We had a late breakfast today as the children woke up fairly late at about 8:00am.  All three children are getting tired, and Di is looking forward to re-establishing a routine for all of them.  After the long travels, Liesl and Phillip are showing some understandable signs of being tired of travelling, such as a little more bickering and some mild displays of temper.

We left the Youth Hostel at 9:30am and drove into the town centre of St Malo.  The day was grey and cool, but it remained free of rain.  St Malo is an old port that has managed to retain its original character.  During the Middle Ages, it was an island fortress, but it has now been joined to the mainland.  The town is encircled by a 14th century wall which we reached by climbing steps that ascended from the town gate.  The views from the top of the walls were fabulous, both looking into the distance and down into the narrow streets immediately below us.  We also took a walk out along the breakwater to take in the so-called classic view of St Malo, and then enjoyed a mid-morning crêpe as we wandered through the narrow streets.
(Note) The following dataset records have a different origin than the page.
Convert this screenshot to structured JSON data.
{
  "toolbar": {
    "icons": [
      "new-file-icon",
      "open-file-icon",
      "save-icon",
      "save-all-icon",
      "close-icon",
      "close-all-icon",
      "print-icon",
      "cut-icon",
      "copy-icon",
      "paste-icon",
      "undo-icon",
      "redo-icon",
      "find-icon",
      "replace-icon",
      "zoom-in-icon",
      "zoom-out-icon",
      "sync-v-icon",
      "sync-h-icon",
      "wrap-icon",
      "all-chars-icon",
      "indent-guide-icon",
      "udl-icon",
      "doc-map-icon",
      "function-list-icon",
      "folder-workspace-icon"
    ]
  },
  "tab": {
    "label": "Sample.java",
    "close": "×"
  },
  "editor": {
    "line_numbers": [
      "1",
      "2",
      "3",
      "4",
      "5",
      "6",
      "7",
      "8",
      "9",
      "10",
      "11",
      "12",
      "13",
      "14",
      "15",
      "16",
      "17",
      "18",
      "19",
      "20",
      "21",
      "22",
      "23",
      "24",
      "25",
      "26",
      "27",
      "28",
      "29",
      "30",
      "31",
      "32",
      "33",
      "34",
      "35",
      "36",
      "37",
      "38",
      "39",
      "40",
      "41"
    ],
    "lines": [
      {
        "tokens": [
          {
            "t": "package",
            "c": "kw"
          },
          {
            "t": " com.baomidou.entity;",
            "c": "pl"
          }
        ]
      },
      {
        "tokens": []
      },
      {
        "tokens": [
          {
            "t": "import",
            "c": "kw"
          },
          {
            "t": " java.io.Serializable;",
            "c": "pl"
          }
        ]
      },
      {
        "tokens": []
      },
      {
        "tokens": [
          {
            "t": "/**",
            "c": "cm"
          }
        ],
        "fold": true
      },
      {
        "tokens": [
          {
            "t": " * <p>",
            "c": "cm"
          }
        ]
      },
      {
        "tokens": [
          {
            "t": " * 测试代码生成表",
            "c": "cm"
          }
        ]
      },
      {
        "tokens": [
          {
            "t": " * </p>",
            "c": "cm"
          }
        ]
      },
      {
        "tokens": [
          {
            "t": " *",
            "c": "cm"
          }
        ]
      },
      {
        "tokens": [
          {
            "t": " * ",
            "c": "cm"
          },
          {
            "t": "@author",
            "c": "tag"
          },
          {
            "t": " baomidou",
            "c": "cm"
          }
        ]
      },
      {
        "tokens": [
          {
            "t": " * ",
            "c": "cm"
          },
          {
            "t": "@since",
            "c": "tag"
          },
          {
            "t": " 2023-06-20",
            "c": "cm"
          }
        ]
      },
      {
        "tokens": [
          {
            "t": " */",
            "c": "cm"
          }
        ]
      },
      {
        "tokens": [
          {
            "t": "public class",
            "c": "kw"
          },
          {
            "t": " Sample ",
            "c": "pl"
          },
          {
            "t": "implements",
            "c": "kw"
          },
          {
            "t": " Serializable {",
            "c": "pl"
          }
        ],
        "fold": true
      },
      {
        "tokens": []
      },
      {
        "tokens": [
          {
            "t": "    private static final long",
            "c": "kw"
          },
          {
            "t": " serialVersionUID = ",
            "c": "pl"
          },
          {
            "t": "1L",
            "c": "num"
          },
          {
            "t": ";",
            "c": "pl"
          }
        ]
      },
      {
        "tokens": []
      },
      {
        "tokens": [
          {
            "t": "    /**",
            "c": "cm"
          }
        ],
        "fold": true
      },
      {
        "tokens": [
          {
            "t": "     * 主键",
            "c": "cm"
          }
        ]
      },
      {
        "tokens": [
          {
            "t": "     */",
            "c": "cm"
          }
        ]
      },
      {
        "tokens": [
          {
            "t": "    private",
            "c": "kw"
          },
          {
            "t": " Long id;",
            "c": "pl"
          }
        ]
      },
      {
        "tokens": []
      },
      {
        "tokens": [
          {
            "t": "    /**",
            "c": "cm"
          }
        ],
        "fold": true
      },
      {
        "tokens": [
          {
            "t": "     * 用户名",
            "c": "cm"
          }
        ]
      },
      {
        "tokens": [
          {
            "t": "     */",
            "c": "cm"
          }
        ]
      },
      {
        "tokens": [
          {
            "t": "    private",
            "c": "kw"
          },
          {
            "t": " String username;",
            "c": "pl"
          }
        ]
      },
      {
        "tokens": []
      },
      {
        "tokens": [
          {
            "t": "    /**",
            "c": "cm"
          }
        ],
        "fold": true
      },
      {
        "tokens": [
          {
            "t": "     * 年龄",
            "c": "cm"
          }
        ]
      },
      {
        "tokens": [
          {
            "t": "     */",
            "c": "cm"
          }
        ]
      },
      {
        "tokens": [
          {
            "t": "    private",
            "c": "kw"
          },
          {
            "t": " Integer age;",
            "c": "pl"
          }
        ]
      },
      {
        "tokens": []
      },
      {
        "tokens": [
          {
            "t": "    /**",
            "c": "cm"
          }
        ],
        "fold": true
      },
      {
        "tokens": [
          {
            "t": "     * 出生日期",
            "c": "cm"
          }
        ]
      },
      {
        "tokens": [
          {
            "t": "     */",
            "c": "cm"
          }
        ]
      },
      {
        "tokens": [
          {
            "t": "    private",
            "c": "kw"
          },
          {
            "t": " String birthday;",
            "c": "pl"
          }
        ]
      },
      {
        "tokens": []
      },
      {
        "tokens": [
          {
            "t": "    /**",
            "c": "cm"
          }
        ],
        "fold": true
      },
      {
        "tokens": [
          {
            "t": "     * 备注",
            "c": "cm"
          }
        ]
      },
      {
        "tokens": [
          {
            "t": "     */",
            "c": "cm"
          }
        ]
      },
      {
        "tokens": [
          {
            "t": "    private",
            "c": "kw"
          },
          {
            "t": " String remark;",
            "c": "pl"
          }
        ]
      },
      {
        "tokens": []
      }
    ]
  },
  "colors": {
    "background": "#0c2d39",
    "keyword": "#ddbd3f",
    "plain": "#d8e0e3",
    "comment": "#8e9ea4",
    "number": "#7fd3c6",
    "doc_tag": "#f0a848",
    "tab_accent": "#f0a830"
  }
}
Leaving St Malo, we took the 60-kilometre drive around the coast to Mont Saint-Michel, making just one stop at Anse du Guesclin to study the dune rehabilitation work and beach nourishment underway there. 

Mont Saint-Michel was an amazing sight in spite of the drab, grey weather, and we were able to take in its wonder as we drove towards it on the long approach road from the south, which is actually a two-kilometre long causeway.  One of the major sights of Europe, Mont Saint-Michel is a rock island surrounded by shallow water, topped with a large abbey above a winding maze of narrow streets, shops and buildings.  Naturally, the entire area is pedestrianised as the streets are far too narrow and too steep for motor vehicles.

We had a great walk around the streets and laneways, although sadly the early closing time meant we couldn’t explore the interior of the Abbey, a pity as it apparently has an observation deck 120 metres above the sea that I’m sure I would have loved.

After exploring Mont Saint-Michel, we drove 12 kilometres to the small town of Pleine-Fougères where the Mont Saint-Michel Youth Hostel (Auberge de la Jeunesse) was located in an elegant old building with window shutters off Rue de Normandie, up the hill a little and half-hidden behind the Post Office.  We cooked our own dinner there – paella, ravioli and corn – and then walked around the town after dinner, by which time it was a very quiet little town indeed.  We then got the children asleep and wrote some postcards.

Postscript: In preparing this travel diary I learned to my horror that this Youth Hostel subsequently closed in 2005 as a consequence of the brutal murder of an English 13-year old girl who was staying there with her school group on a Languages study tour in 1996.  The infamous Caroline Dickinson case received widespread media attention across both France and England, and the constant negative media publicity featuring images of the building with police investigators standing in front of it led to all its business (much of which had come through English student groups) evaporating, resulting in the closure.